A young farmer in Scotland has urged the public to stay at home after confronting a dog walker whose dog was not on a lead in a field of sheep.
Emma Murdoch said farmers were stressed enough with lambing, but were now worrying about catching coronavirus from people ignoring government orders by using footpaths in the countryside.
I’m 100% not a public speaker but please help us stay safe by staying at home👏🏻
Posted by Emma Murdoch on Sunday, March 29, 2020
The sheep farmer from New Galloway pleaded with the public to stop putting farmers at risk and instead follow the measures which have seen the country enter lockdown as a result of the Covid-19 health crisis.
Taking it seriously
Speaking in a video posted on Facebook, which has received more than 330,000 views, Ms Murdoch said: “Every gate you touch, every stile you touch, if you have the virus you are giving it to a farmer.
“If we give it to the rest of the family it means the whole family is shut down for 14 days, and it also means if you are ill, how do we look after our livestock? How do we produce for the nation?
“Stay safe and stay indoors when you can.”
The farmer stressed how seriously her industry was taking the pandemic, having lived through the foot-and-mouth outbreak in 2001, which devastated farms in the UK and forced the closure of public rights of way across land.
Ms Murdoch said despite taking every precaution possible, the country was unable to stop the spread of foot-and-mouth. More than six million cows and sheep were killed in an eventually successful attempt to halt the disease.
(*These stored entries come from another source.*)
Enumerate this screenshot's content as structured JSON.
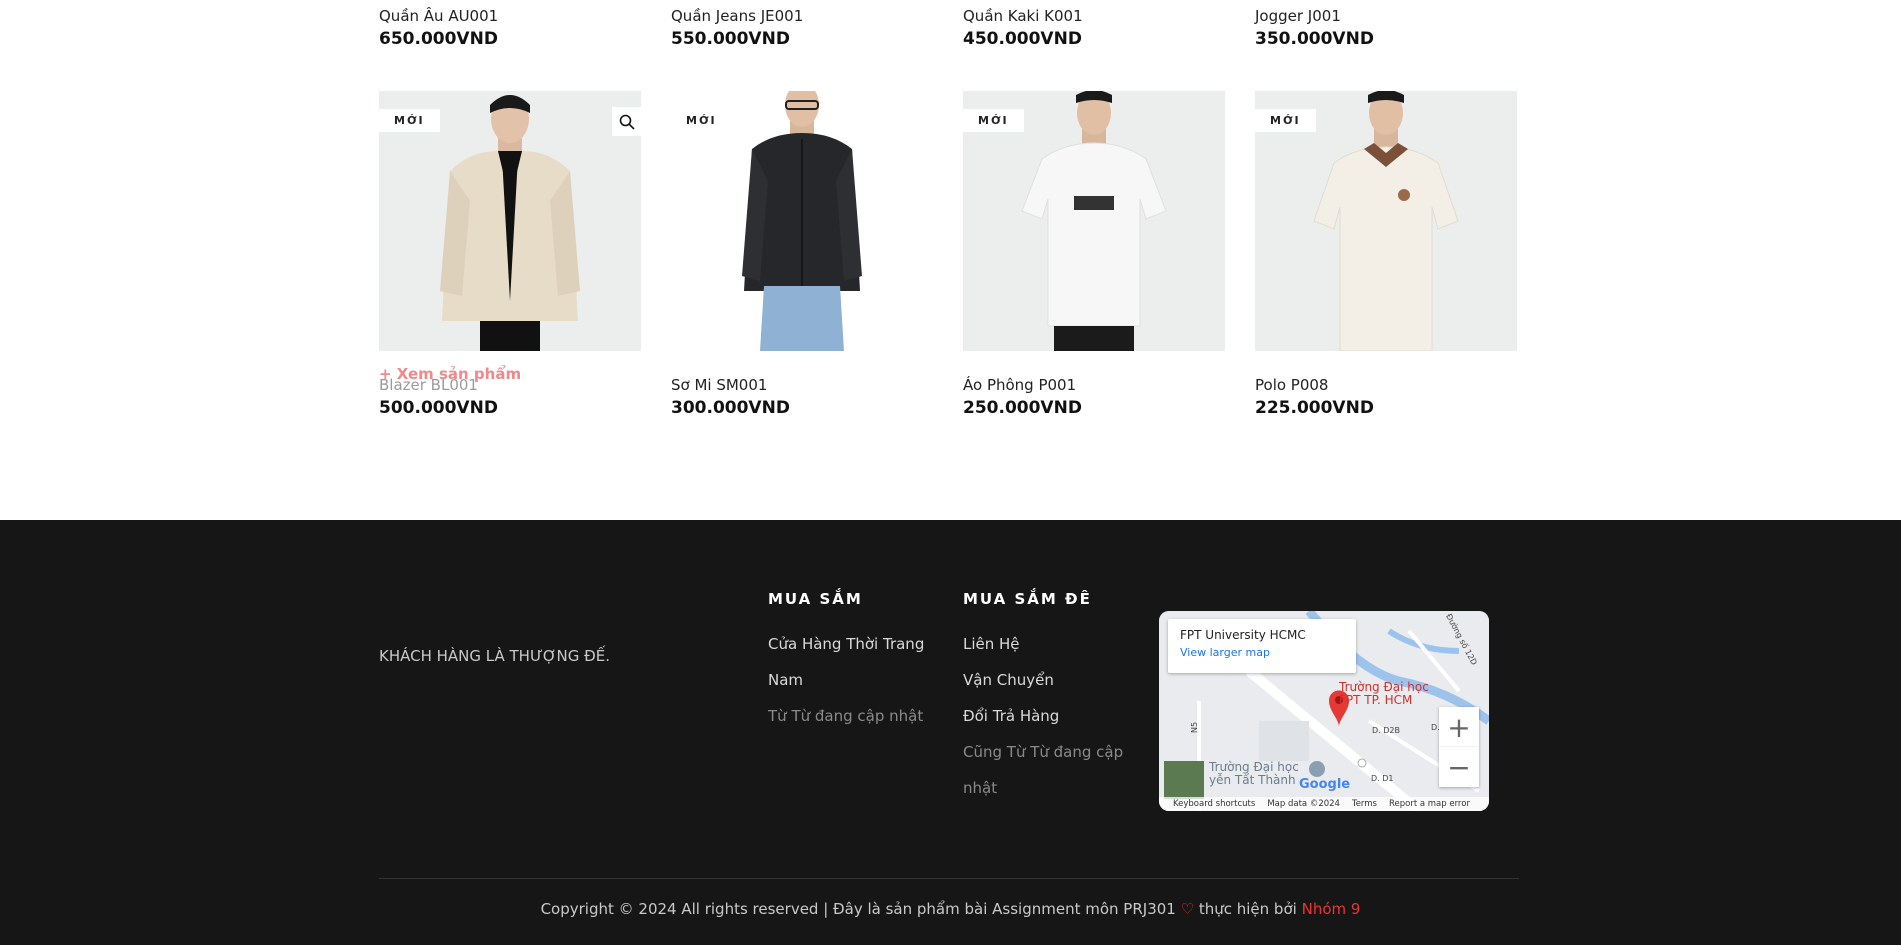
{
  "products_top": [
    {
      "name": "Quần Âu AU001",
      "price": "650.000VND"
    },
    {
      "name": "Quần Jeans JE001",
      "price": "550.000VND"
    },
    {
      "name": "Quần Kaki K001",
      "price": "450.000VND"
    },
    {
      "name": "Jogger J001",
      "price": "350.000VND"
    }
  ],
  "products": [
    {
      "badge": "MỚI",
      "name": "Blazer BL001",
      "price": "500.000VND",
      "view_label": "+ Xem sản phẩm",
      "hovered": true,
      "image": "beige-blazer-photo"
    },
    {
      "badge": "MỚI",
      "name": "Sơ Mi SM001",
      "price": "300.000VND",
      "image": "black-shirt-photo"
    },
    {
      "badge": "MỚI",
      "name": "Áo Phông P001",
      "price": "250.000VND",
      "image": "white-tshirt-photo"
    },
    {
      "badge": "MỚI",
      "name": "Polo P008",
      "price": "225.000VND",
      "image": "polo-shirt-photo"
    }
  ],
  "footer": {
    "slogan": "KHÁCH HÀNG LÀ THƯỢNG ĐẾ.",
    "col1": {
      "title": "MUA SẮM",
      "links": [
        "Cửa Hàng Thời Trang",
        "Nam"
      ],
      "muted": "Từ Từ đang cập nhật"
    },
    "col2": {
      "title": "MUA SẮM ĐÊ",
      "links": [
        "Liên Hệ",
        "Vận Chuyển",
        "Đổi Trả Hàng"
      ],
      "muted": [
        "Cũng Từ Từ đang cập",
        "nhật"
      ]
    },
    "map": {
      "place_title": "FPT University HCMC",
      "larger_map": "View larger map",
      "pin_label_1": "Trường Đại học",
      "pin_label_2": "FPT TP. HCM",
      "poi_1": "Trường Đại học",
      "poi_2": "yễn Tất Thành",
      "streets": [
        "D. D2B",
        "D. D9",
        "D. D1",
        "N5",
        "Đường số 12D"
      ],
      "google": "Google",
      "zoom_in": "+",
      "zoom_out": "−",
      "bar": [
        "Keyboard shortcuts",
        "Map data ©2024",
        "Terms",
        "Report a map error"
      ]
    },
    "copyright_pre": "Copyright © 2024 All rights reserved | Đây là sản phẩm bài Assignment môn PRJ301",
    "copyright_mid": "thực hiện bởi",
    "team": "Nhóm 9"
  },
  "colors": {
    "footer_bg": "#161616",
    "accent_red": "#e33333",
    "view_link": "#f08a8a"
  }
}
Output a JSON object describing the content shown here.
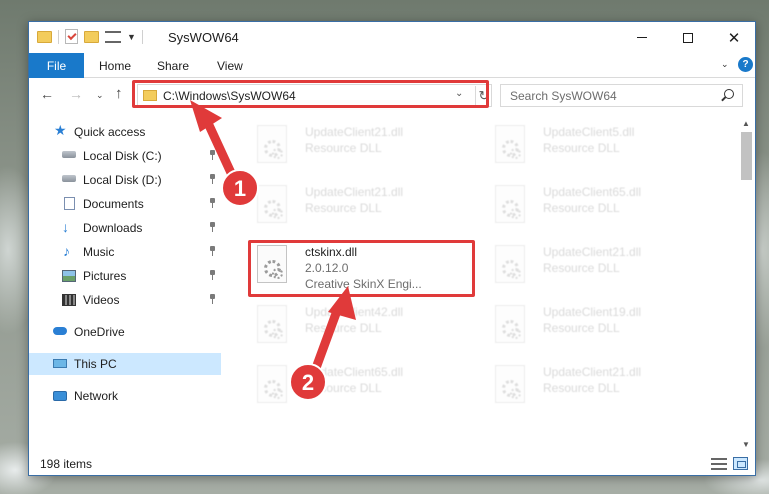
{
  "window": {
    "title": "SysWOW64",
    "accent_color": "#1979ca"
  },
  "ribbon": {
    "file_label": "File",
    "home_label": "Home",
    "share_label": "Share",
    "view_label": "View",
    "help_glyph": "?"
  },
  "nav": {
    "address_path": "C:\\Windows\\SysWOW64",
    "search_placeholder": "Search SysWOW64"
  },
  "sidebar": {
    "items": [
      {
        "label": "Quick access",
        "icon": "star-icon"
      },
      {
        "label": "Local Disk (C:)",
        "icon": "drive-icon",
        "pinned": true
      },
      {
        "label": "Local Disk (D:)",
        "icon": "drive-icon",
        "pinned": true
      },
      {
        "label": "Documents",
        "icon": "documents-icon",
        "pinned": true
      },
      {
        "label": "Downloads",
        "icon": "download-icon",
        "pinned": true
      },
      {
        "label": "Music",
        "icon": "music-icon",
        "pinned": true
      },
      {
        "label": "Pictures",
        "icon": "pictures-icon",
        "pinned": true
      },
      {
        "label": "Videos",
        "icon": "videos-icon",
        "pinned": true
      },
      {
        "label": "OneDrive",
        "icon": "cloud-icon"
      },
      {
        "label": "This PC",
        "icon": "computer-icon",
        "selected": true
      },
      {
        "label": "Network",
        "icon": "network-icon"
      }
    ]
  },
  "files": [
    {
      "name": "UpdateClient21.dll",
      "desc": "Resource DLL"
    },
    {
      "name": "UpdateClient5.dll",
      "desc": "Resource DLL"
    },
    {
      "name": "UpdateClient21.dll",
      "desc": "Resource DLL"
    },
    {
      "name": "UpdateClient65.dll",
      "desc": "Resource DLL"
    },
    {
      "name": "ctskinx.dll",
      "version": "2.0.12.0",
      "desc": "Creative SkinX Engi..."
    },
    {
      "name": "UpdateClient21.dll",
      "desc": "Resource DLL"
    },
    {
      "name": "UpdateClient42.dll",
      "desc": "Resource DLL"
    },
    {
      "name": "UpdateClient19.dll",
      "desc": "Resource DLL"
    },
    {
      "name": "UpdateClient65.dll",
      "desc": "Resource DLL"
    },
    {
      "name": "UpdateClient21.dll",
      "desc": "Resource DLL"
    }
  ],
  "status": {
    "item_count": "198 items"
  },
  "annotations": {
    "step1": "1",
    "step2": "2",
    "highlight_color": "#e03a3a"
  }
}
“As the general public and as a nation, we can stop this. We have been given advice by the government to stop this virus. This is not like foot and mouth, we can stay at home,” she added.
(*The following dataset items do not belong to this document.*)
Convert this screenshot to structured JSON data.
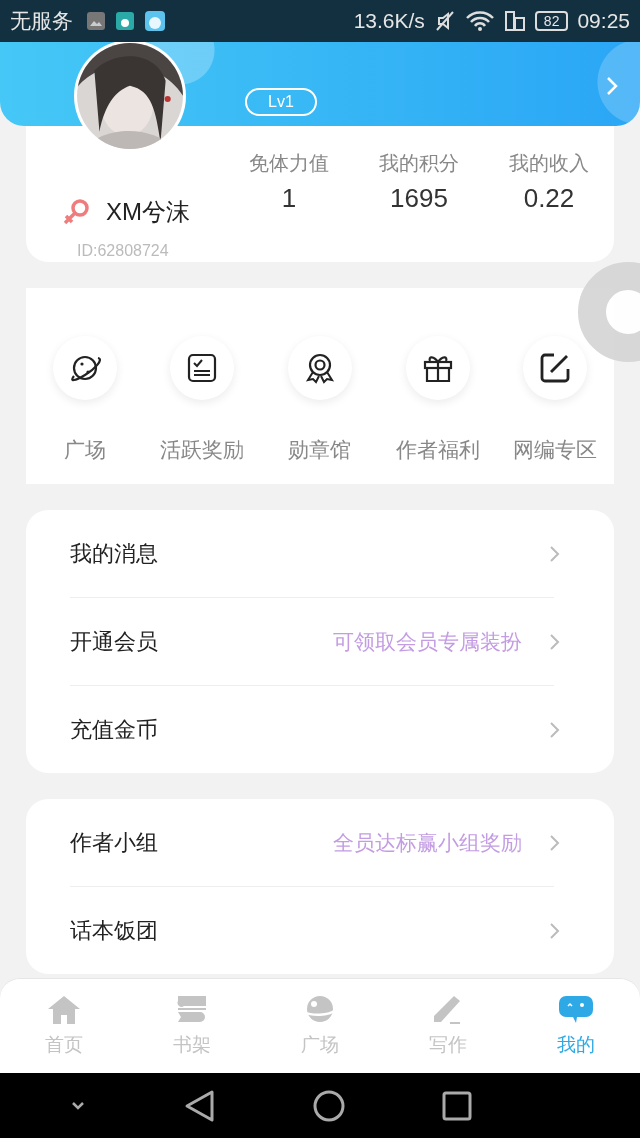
{
  "status_bar": {
    "carrier": "无服务",
    "speed": "13.6K/s",
    "battery": "82",
    "time": "09:25"
  },
  "profile": {
    "level": "Lv1",
    "name": "XM兮沫",
    "id": "ID:62808724",
    "stats": [
      {
        "label": "免体力值",
        "value": "1"
      },
      {
        "label": "我的积分",
        "value": "1695"
      },
      {
        "label": "我的收入",
        "value": "0.22"
      }
    ]
  },
  "shortcuts": [
    {
      "label": "广场"
    },
    {
      "label": "活跃奖励"
    },
    {
      "label": "勋章馆"
    },
    {
      "label": "作者福利"
    },
    {
      "label": "网编专区"
    }
  ],
  "menu_groups": [
    [
      {
        "label": "我的消息"
      },
      {
        "label": "开通会员",
        "hint": "可领取会员专属装扮"
      },
      {
        "label": "充值金币"
      }
    ],
    [
      {
        "label": "作者小组",
        "hint": "全员达标赢小组奖励"
      },
      {
        "label": "话本饭团"
      }
    ]
  ],
  "tab_bar": [
    {
      "label": "首页",
      "selected": false
    },
    {
      "label": "书架",
      "selected": false
    },
    {
      "label": "广场",
      "selected": false
    },
    {
      "label": "写作",
      "selected": false
    },
    {
      "label": "我的",
      "selected": true
    }
  ]
}
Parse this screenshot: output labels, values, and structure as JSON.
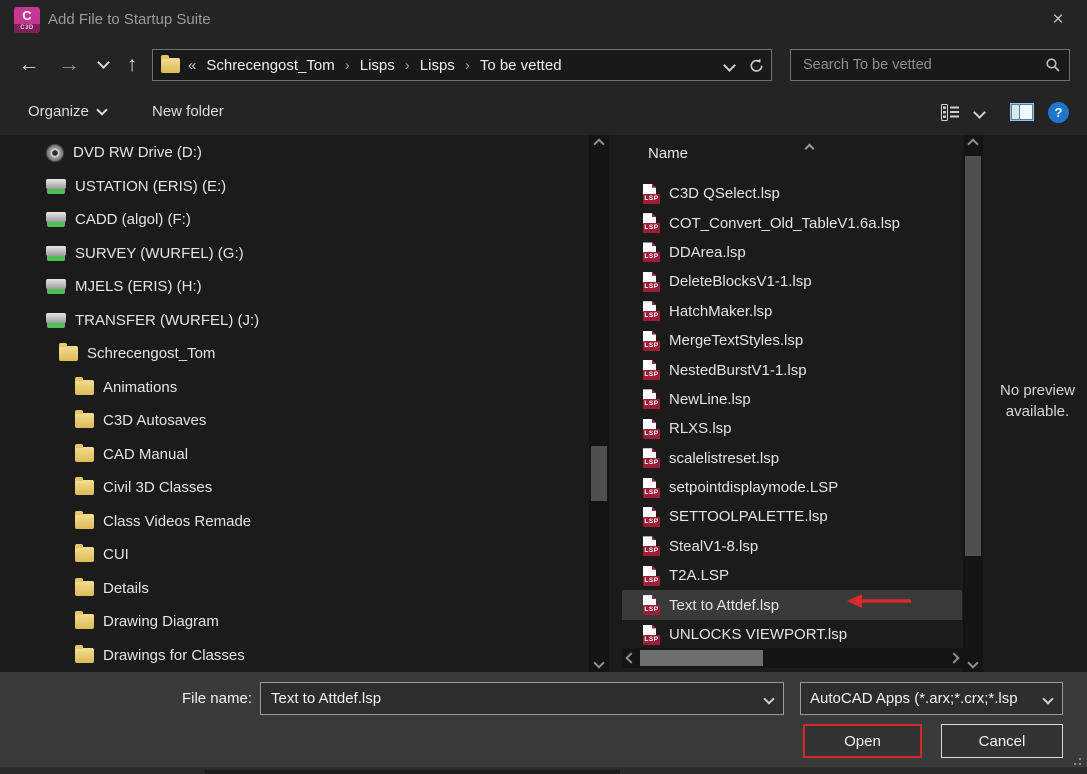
{
  "window": {
    "title": "Add File to Startup Suite"
  },
  "app_icon": {
    "letter": "C",
    "sub": "C3D"
  },
  "glyphs": {
    "close": "×",
    "back": "←",
    "forward": "→",
    "up": "↑",
    "overflow": "«",
    "crumb_sep": "›",
    "help": "?",
    "lsp_badge": "LSP"
  },
  "navbar": {
    "breadcrumb_items": [
      "Schrecengost_Tom",
      "Lisps",
      "Lisps",
      "To be vetted"
    ],
    "search_placeholder": "Search To be vetted"
  },
  "toolbar": {
    "organize_label": "Organize",
    "new_folder_label": "New folder"
  },
  "tree": {
    "items": [
      {
        "label": "DVD RW Drive (D:)",
        "icon": "dvd",
        "indent": 0
      },
      {
        "label": "USTATION (ERIS) (E:)",
        "icon": "netdrive",
        "indent": 0
      },
      {
        "label": "CADD (algol) (F:)",
        "icon": "netdrive",
        "indent": 0
      },
      {
        "label": "SURVEY (WURFEL) (G:)",
        "icon": "netdrive",
        "indent": 0
      },
      {
        "label": "MJELS (ERIS) (H:)",
        "icon": "netdrive",
        "indent": 0
      },
      {
        "label": "TRANSFER (WURFEL) (J:)",
        "icon": "netdrive",
        "indent": 0
      },
      {
        "label": "Schrecengost_Tom",
        "icon": "folder",
        "indent": 1
      },
      {
        "label": "Animations",
        "icon": "folder",
        "indent": 2
      },
      {
        "label": "C3D Autosaves",
        "icon": "folder",
        "indent": 2
      },
      {
        "label": "CAD Manual",
        "icon": "folder",
        "indent": 2
      },
      {
        "label": "Civil 3D Classes",
        "icon": "folder",
        "indent": 2
      },
      {
        "label": "Class Videos Remade",
        "icon": "folder",
        "indent": 2
      },
      {
        "label": "CUI",
        "icon": "folder",
        "indent": 2
      },
      {
        "label": "Details",
        "icon": "folder",
        "indent": 2
      },
      {
        "label": "Drawing Diagram",
        "icon": "folder",
        "indent": 2
      },
      {
        "label": "Drawings for Classes",
        "icon": "folder",
        "indent": 2
      }
    ]
  },
  "filelist": {
    "column_header": "Name",
    "selected_index": 14,
    "files": [
      "C3D QSelect.lsp",
      "COT_Convert_Old_TableV1.6a.lsp",
      "DDArea.lsp",
      "DeleteBlocksV1-1.lsp",
      "HatchMaker.lsp",
      "MergeTextStyles.lsp",
      "NestedBurstV1-1.lsp",
      "NewLine.lsp",
      "RLXS.lsp",
      "scalelistreset.lsp",
      "setpointdisplaymode.LSP",
      "SETTOOLPALETTE.lsp",
      "StealV1-8.lsp",
      "T2A.LSP",
      "Text to Attdef.lsp",
      "UNLOCKS VIEWPORT.lsp"
    ]
  },
  "preview": {
    "message": "No preview available."
  },
  "footer": {
    "file_name_label": "File name:",
    "file_name_value": "Text to Attdef.lsp",
    "file_type_value": "AutoCAD Apps (*.arx;*.crx;*.lsp",
    "open_label": "Open",
    "cancel_label": "Cancel"
  },
  "colors": {
    "annotation_red": "#d92b2b",
    "folder_yellow": "#e7c065",
    "lsp_red": "#9c1f37",
    "help_blue": "#1d76c9",
    "selection_bg": "#3a3a3a"
  }
}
Elsewhere, a beef farmer in Devon has urged the government to close footpaths to help protect her family as they begin spring calving.
Ruth Burrow, 72, wrote to her MP for East Devon, Simon Jupp, to raise concern at the number of people using the footpath which passes through her farmyard, at a time when the virus is spreading rapidly.
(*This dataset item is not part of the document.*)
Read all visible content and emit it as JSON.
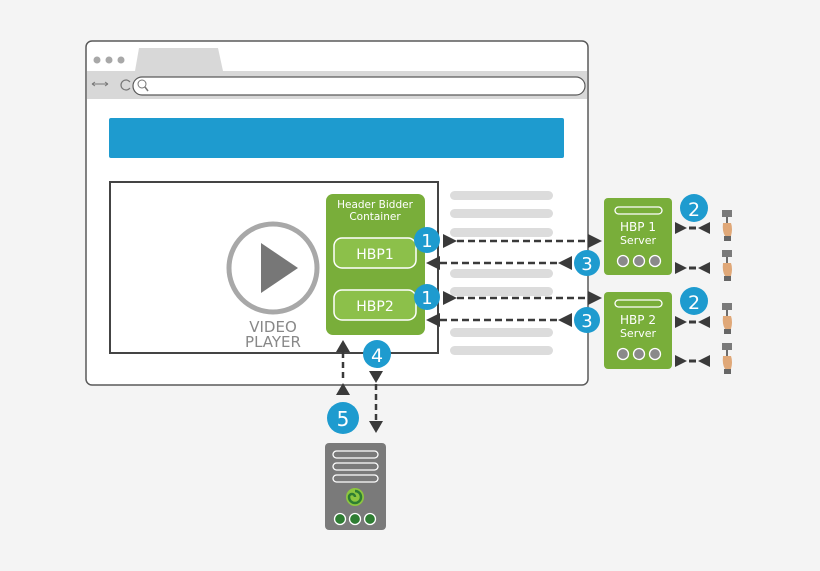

The farmer said she and her husband would not know how to cope if their son Paul was infected at one of the busiest and most crucial times of the year.
Dogs off leads
Sarah Kyle, who is in the middle of lambing on her farm in Walton, Cumbria also asked for footpaths to be shut. She reported seeing walkers with seven dogs that were not on leads.
She said: “We are lambing. And they have drove to get here. I’ve reported it to the police and the footpaths officer, but the footpaths need to be shut down now.
“Quite asides from the risk to our lambs, what about every gate they touched?
“We, as an at-risk family, are following the rules and staying at home but the people using rights of way over our private land are not abiding by that and are bringing risk to us. We deserve to be protected better.”